7. What happens if I accidentally send the wrong amount or send it to the wrong person?
“Today, the payment is irrevocable,” says Ackroyd. “Once that payment’s gone, you can’t get it back.”
As with many P2P payment systems, there’s no guaranteed way to retrieve money once it’s been sent through Zelle.
Not everyone agrees, however, that’s how it should be.
If a payment “goes to the wrong person, you have federal rights,” says Lauren Saunders, associate director for with the National Consumer Law Center. The same applies “if you send to the wrong person or the wrong amount,” she adds. “That is an error that is covered, and [the laws] do apply.”
Christina Tetreault, staff attorney with Consumers Union, agrees. “Is it clearly covered by the law? Yes,” she explains. However, providers aren’t always complying.
“We’ve seen that people complain about sending money to the wrong person, and there doesn’t seem to be a reliable way to get that money back,” Tetreault adds. “We think service providers should be helping consumers get that money back.”
Consumer advocates would also like to see additional layers or prompts to help consumers catch misdirected payments before they’re sent, she says.
In addition, some banks include steps in their send/request process for consumers to validate that users are sending money to the correct recipient.
8. Is the money protected against loss, fraud and theft?
Yes and no.
- The Electronic Funds Transfer Act governs Zelle transactions. If your bank account is hacked, or someone you’ve never authorized uses Zelle to take money from you account, your bank should reimubirse you – as long as you report the loss promptly.
However, depending on the bank, you could be out the money for up to 10 days while the bank investigates. And if the bank decides you authorized the payment, your loss could be permanent.
Also, the law doesn’t necessarily protect you if your purchase is defective, a scam or not what was promised.
- When it comes to using Zelle to buy from people you don’t know for goods or services you haven’t yet received, an FAQ on Zelle’s website explains, “These transactions are potentially high risk. Neither Zelle nor the participating financial institutions offer a protection program for any purchase or sale conducted using Zelle.”
- Bottom line: Only use Zelle if you’ve already received the goods or services, and only with people you know and trust. And never give anyone else access to your Zelle account or your passwords.
9. What kind of security features does Zelle offer?
That depends on your bank.

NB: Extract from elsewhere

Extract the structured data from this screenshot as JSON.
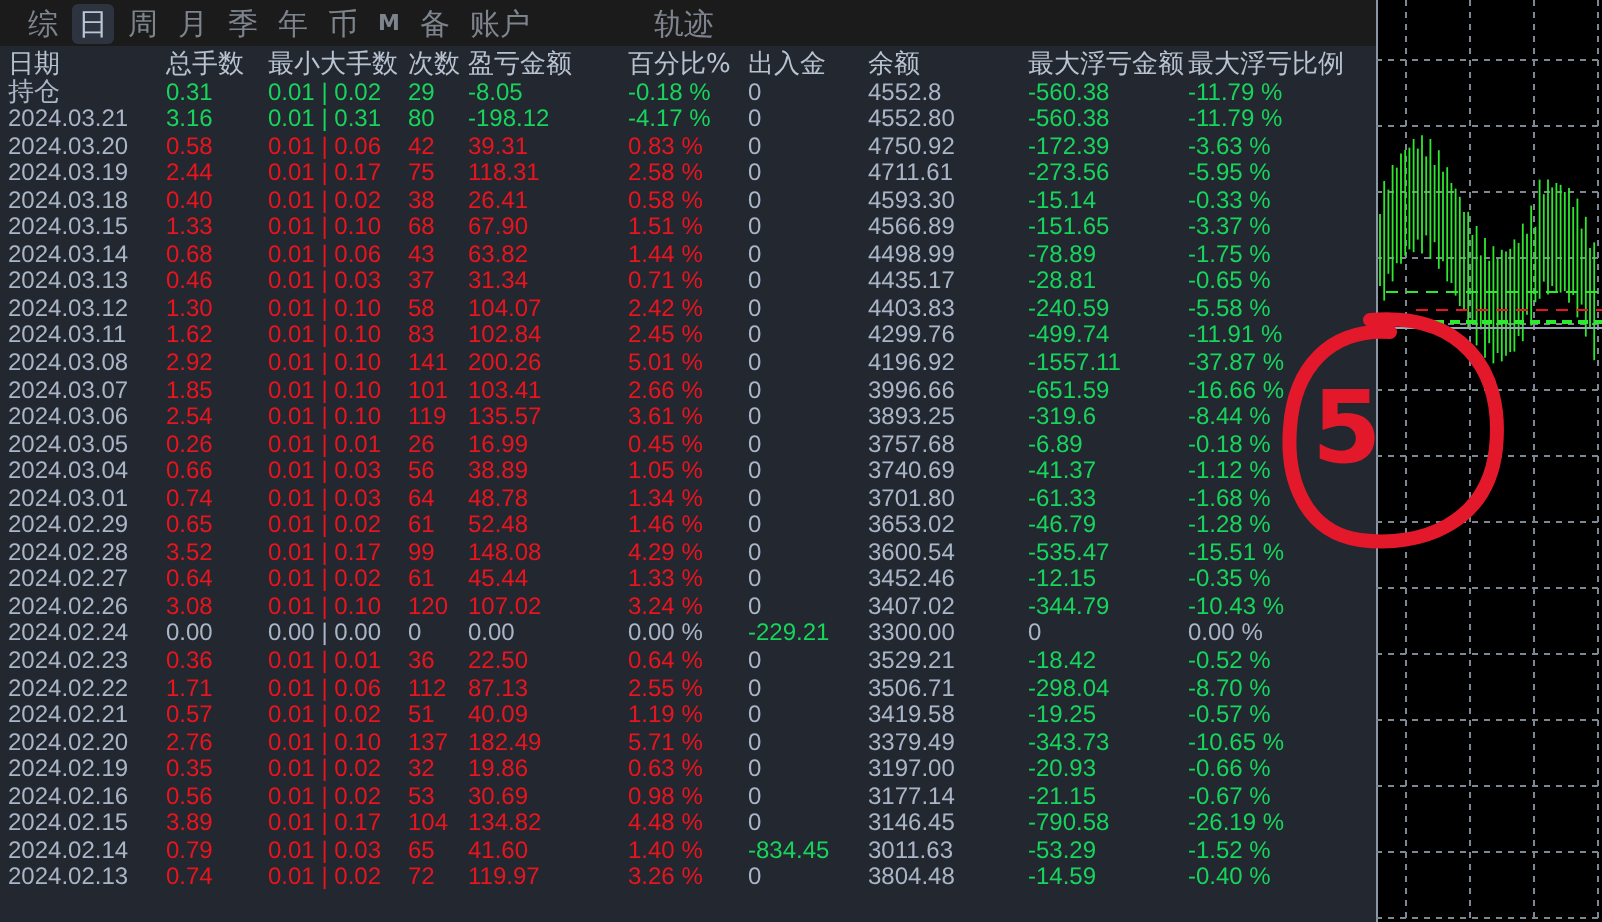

And this is where it pays to do some digging before you simply sign up and start using the system.
A New York Times article published April 2018 discovered security levels and options for Zelle varied widely from bank to bank, making the P2P system vulnerable to fraud.
- For instance, some institutions offertwo-factor authentication to access money through Zelle, while others don’t.
- Some banks will alert consumers every time the Zelle account is used to send or receive money, or allow consumers to set alerts. Others don’t.
Consumer Reports recently examined five of the most popular P2P services – including Apple Pay and Venmo – and ranked them on a scale of 1 to 100. It gave Zelle’s standalone app a 50 (its lowest score), citing the need for better data security and data privacy.
The magazine also recommended instituting controls to make it more difficult for users to send payments to the wrong person.
See related:How to choose a P2P payment service
11. Are Zelle transactions public?
No. Zelle transactions can only be seen by the sender, the recipient and their banks.
13. Do I need extra security?
If grabbing your phone equals accessing your bank account, it’s time to get serious about device security.
- Lock your phone, says ABA’s Kenneally. And set up the same safeguards you would with your online banking – username, unique password and hopefully a fingerprint password, he adds.
- Another smart move: Shorten the lock time on your phone and set a password or PIN to unlock it, says Eva Velasquez, president of the Identity Theft Resource Center. That way, a stranger who snags your phone will have less time to take your money, too.
Tetreault agrees with using fingerprints for verification. “With an app dealing with your money, that should be the default.”